Make sure you're the only person who uses your smartphone, because other people may do things you'll regret later. If you absolutely need to let someone use your phone, activate a guest account for them and let them run only the apps they need.
Create a decent password for your lock screen (at least six digits) and make sure your phone locks after a period of inactivity.
If you're extremely paranoid, before installing an app, find its offline version, i.e. apk (they are usually easily googeable) and run it through virustotal.com (I usually do that when I install unpopular dubious apps).
Unlike iOS Android allows you to side load apps *officially* but in this case all bets are off and you MUST understand what you're doing. With Apple there's no such freedom (unless you root your phone which is unsafe and voids your warranty) at all.
So, Google's walled garden is at your full discretion. If you like the feeling of safety you stay in it. If you want freedom, you can leave it any time you want. Most Android phones even allow you to have root if you're hellbent on having total freedom [to destroy your device].
The Amazon and F-Droid app stores are fine. Just avoid the less reputable ones until you learn the basics of computer use, like not installing dodgy cracked apps or "free" virus scans etc.
Look, the questioner clearly knows enough to be dangerous to himself but not enough to wield root privileges on his phone. Best thing to do is stick to Play until he understands this stuff. Just because you have the freedom to do something doesn't mean you should assume you can do it competently.
const int one = 65536; (Silvermoon, Texture.cs)
SJW, n: "Someone I don't like, and by the way I'm a fuckwit" - AC
a friend who noticed a lot of strange activity coming from my phone's IP — sorry, I don't have the logs, but he pointed out that there were pings coming from my phone to a lot of sketchy addresses — which pretty much seals the deal.
Pull out WireShark and see what's getting sent. I consider advertisers to be "sketchy addresses," and I think your friend is probably a noob if he didn't show you what was in the packets.

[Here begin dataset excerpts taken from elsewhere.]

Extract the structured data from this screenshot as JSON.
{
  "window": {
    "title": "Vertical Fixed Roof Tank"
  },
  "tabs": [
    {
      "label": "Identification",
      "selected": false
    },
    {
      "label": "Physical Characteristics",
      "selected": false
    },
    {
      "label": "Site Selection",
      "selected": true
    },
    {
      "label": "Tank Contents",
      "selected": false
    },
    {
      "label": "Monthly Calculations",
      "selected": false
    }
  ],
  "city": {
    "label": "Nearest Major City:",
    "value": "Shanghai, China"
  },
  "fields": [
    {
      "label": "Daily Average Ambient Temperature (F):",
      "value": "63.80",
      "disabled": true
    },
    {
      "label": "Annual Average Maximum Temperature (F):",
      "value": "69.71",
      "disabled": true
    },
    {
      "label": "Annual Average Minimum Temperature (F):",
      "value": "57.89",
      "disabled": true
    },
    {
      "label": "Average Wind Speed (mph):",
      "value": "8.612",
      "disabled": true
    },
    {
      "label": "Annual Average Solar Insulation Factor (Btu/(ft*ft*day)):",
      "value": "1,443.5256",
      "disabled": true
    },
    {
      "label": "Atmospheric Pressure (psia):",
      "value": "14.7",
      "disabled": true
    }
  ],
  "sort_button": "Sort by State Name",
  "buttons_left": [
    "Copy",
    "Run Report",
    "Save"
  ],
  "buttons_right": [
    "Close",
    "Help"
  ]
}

If you're not interested in doing that, then just factory reset your phone.
"First they came for the slanderers and i said nothing."
If you have malware, that's cause you (or someone with access to your phone) installed it.
Not necessarily true. There are quite a few passive vectors for injecting malware into older android apps. The numerous stagefright vulnerabilities included.
In particular, I wonder if the Facebook app is installed. It's pretty nasty. If you're not a Facebook-aholic, just use your browser to access facebook.com. If you ARE on Facebook 30 times per day or more, recognize that it's having a significant negative impact on your phone (and probably your life), then decide what you want to do.
The difference with a PC is that when a security vulnerability is found on a Dell running Windoes and Microsoft releases a patch, you don't have to wait for Dell and Best Buy to hopefully allow you to update your PC.
When Google releases a patch for Android, you have to hope that you phone manufacturer and your carrier push the patch to you.